Since that day, the Turners had, when the medical vagaries of Poplar permitted it, attended church as a family. Tim was wont to nod off – Patrick had taken to covertly tapping his foot to wake him. The doctor himself usually spent the whole time letting his mind wander to his latest conundrum with a patient – Shelagh knew it, he thought, because she knew everything about him. But she never pushed; never pried.

That was the thing about the religious sisters. They understood that a call from God was a great and mysterious thing – and not a vocation which could be forced by man. He'd met common zealots among his patients who gave him far more trouble about his unbelief than ever the nuns had. He had even laughed at a few of them, once – but he wasn't laughing now.

Perhaps there were things on which it was worth staking even your reason. He had found himself in love with a nun – a fruitless hope if ever there was one, and yet now she lay in a hospital bed tenuously carrying their child. Only once in all this time had he really tried to pray for her, before – sitting in his car with the rain pouring down, he had entreated her life in the battle against tuberculosis – nothing more. And here he was, once again, confronting a situation of life and death – and, as he had said to the doctor at the hospital, no amount of medical expertise ever made it any easier when it was your family that hung in the balance.

Shelagh! His heart tore at the memory of her face – so stricken, yet so brave.
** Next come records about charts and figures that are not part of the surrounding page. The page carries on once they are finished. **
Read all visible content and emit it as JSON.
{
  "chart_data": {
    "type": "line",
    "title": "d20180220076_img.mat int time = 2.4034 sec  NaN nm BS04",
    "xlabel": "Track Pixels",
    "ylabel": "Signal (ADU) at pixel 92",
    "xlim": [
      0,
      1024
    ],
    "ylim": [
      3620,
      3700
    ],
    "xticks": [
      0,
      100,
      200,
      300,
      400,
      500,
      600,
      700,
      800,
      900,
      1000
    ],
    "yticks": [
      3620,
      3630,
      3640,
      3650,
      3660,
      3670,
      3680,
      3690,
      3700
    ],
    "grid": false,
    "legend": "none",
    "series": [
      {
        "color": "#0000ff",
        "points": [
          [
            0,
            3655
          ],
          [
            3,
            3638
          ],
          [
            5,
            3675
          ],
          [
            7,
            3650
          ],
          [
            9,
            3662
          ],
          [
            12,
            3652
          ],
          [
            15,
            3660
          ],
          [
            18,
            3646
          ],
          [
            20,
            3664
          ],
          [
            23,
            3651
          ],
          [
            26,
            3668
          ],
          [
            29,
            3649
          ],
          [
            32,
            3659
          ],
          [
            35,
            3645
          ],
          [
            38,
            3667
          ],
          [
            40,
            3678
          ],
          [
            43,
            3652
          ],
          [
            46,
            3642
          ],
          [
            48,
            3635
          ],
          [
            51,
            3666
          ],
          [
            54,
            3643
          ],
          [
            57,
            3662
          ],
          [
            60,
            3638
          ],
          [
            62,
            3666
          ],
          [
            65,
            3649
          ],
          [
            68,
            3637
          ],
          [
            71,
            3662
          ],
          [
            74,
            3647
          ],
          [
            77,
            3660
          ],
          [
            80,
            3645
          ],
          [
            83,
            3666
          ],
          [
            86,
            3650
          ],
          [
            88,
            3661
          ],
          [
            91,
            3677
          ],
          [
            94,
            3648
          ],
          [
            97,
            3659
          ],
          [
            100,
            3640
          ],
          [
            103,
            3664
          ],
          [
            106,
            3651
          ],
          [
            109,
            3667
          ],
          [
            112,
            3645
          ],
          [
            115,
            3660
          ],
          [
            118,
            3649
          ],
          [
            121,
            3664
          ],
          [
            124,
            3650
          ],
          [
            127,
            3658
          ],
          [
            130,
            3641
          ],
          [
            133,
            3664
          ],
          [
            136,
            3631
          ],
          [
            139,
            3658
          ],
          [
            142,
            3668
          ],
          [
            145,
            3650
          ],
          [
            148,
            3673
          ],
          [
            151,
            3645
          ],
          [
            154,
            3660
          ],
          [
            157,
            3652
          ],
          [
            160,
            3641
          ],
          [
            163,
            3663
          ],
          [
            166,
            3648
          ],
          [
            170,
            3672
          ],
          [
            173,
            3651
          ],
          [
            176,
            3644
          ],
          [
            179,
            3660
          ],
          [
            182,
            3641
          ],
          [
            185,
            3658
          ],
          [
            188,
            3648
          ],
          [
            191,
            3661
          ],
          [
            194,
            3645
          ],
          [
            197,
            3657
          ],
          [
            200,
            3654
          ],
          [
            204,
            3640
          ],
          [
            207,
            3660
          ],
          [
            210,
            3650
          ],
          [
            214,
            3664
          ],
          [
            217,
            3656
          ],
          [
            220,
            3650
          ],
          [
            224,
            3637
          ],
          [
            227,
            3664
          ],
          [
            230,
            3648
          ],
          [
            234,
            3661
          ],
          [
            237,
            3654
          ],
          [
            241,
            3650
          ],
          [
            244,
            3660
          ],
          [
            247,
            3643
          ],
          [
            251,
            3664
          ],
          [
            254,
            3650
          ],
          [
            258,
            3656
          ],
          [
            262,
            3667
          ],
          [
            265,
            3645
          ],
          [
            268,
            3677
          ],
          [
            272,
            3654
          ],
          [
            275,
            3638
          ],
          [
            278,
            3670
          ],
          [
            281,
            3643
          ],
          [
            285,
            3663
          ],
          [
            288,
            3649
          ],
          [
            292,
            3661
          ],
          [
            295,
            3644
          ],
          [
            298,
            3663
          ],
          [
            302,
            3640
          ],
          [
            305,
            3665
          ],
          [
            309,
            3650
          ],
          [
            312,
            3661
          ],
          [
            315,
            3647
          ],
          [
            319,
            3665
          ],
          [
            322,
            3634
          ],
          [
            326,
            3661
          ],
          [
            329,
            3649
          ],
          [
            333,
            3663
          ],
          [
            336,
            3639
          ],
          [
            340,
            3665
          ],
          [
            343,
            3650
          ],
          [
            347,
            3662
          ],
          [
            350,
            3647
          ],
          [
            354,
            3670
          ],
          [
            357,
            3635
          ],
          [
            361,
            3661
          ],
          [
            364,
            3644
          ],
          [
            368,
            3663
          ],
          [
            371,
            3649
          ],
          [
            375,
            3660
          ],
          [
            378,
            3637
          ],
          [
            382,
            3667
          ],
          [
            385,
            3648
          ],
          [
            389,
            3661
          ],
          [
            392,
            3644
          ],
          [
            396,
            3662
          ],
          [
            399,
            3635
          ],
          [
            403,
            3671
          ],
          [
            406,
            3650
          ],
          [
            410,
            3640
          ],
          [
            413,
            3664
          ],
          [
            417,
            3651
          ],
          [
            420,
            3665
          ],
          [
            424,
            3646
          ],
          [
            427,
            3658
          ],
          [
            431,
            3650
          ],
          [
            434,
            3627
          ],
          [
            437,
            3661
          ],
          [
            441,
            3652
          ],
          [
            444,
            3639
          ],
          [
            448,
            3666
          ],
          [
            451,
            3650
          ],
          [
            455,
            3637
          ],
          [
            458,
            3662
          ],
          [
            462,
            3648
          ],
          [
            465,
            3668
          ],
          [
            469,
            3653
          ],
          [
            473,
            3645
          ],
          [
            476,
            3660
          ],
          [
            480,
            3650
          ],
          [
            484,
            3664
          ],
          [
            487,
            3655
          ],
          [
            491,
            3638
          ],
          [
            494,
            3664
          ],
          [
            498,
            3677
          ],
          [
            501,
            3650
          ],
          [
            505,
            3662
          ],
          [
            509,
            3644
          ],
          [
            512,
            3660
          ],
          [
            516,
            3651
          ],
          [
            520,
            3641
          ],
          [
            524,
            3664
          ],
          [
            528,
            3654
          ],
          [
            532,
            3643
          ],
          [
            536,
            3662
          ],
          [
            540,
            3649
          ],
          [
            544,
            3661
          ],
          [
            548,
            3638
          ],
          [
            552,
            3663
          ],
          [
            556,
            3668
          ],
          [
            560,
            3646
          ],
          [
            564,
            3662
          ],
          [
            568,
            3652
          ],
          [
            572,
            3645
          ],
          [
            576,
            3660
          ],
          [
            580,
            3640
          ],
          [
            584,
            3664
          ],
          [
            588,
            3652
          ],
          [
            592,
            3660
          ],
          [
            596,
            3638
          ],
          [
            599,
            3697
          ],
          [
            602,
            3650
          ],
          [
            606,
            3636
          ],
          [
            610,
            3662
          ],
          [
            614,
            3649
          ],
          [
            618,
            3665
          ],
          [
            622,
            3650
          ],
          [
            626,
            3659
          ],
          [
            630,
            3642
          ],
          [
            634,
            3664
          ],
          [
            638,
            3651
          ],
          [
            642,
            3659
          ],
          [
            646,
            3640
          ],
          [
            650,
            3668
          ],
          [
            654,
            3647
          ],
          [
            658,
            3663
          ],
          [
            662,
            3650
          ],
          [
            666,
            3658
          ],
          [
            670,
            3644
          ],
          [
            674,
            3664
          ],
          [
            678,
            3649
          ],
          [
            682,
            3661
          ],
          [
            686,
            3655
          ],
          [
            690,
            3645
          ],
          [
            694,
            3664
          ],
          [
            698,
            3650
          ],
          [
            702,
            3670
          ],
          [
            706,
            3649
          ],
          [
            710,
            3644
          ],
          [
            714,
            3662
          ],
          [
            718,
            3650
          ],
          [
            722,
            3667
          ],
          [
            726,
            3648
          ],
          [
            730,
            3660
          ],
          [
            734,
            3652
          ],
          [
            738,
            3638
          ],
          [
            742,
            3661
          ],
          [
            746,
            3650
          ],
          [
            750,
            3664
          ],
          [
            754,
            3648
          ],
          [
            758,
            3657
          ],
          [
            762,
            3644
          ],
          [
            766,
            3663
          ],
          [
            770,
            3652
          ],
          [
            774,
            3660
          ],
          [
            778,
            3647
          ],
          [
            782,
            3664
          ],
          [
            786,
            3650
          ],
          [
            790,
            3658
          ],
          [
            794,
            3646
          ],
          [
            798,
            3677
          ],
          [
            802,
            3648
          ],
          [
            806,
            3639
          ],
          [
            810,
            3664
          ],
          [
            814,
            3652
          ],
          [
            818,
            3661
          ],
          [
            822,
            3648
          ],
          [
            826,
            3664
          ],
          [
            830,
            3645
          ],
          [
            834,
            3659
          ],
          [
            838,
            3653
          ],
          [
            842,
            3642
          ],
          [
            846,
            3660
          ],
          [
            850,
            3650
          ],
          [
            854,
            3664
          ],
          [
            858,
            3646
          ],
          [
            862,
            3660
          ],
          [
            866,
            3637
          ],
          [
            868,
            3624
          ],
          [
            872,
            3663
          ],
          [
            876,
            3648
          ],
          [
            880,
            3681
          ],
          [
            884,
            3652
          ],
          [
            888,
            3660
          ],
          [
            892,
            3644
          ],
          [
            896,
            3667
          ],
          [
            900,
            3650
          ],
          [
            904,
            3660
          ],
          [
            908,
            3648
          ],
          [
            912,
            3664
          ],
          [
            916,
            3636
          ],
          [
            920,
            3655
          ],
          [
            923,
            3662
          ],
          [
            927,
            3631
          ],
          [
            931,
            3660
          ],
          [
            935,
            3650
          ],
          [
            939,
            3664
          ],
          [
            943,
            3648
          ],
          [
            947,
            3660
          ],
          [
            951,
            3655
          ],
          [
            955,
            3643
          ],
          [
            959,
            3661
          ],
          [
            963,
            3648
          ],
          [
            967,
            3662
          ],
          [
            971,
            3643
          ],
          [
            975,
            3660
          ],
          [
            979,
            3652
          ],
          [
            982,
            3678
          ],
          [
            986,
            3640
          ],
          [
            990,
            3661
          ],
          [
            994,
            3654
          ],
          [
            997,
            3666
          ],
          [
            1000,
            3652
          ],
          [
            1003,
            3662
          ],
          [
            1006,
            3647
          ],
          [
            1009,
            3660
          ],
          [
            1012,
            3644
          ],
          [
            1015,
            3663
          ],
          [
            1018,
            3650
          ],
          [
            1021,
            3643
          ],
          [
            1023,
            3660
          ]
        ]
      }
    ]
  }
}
"Lord," his voice cried out softly, lips cracked and miserable. Was that even the way to start? Perhaps he should say God, or even Christ – though somehow that sounded too much like an oath. Tears pressed at his eyes and overwhelmed them. Streaming grey eyes traced the altar, the candlesticks, the cross. Help wasn't in any of them – he knew that. But, so did she. Where did she look, when her own face glowed with unearthly light? Up; just up, and out into something he couldn't quite see. His heart was breaking. He would have given it for her, and for their child – he had given it to her. He would give it again now, had he anything left to give.

For Shelagh. For our child! For my own…utter inadequacy in the face of this…why…why…? Help us!…help, if ever you helped anything…WHY?!

No words left his lips, yet he knew the cry of the heart was all he could manage, and more real than any pretense at liturgy would have been. For her, for their child, he would give anything, entreat anything, offer – everything. He had given his heart to her. He would give it again in this wordless prayer to the great Light that sustained her, though but poorly and awkwardly he came to make supplication.

Anything to get them through this moment. Anything to hold her and this child in his arms.

End Notes:

Besides my general interest in Shelagh and Patrick's (largely unexplored) faith vs. doubt dynamic, I think this piece was to some extent inspired by the Regina Spektor song "Laughing With," which contains the lines: "No one's laughing at God in a hospital; no one's laughing at God in a war." Spirituality often takes on a different cast in times of crisis.

This is my first attempt at posting fic, so I hope it all formats properly and you like it! I have no beta, and no idea how to obtain one, so any typos are my own.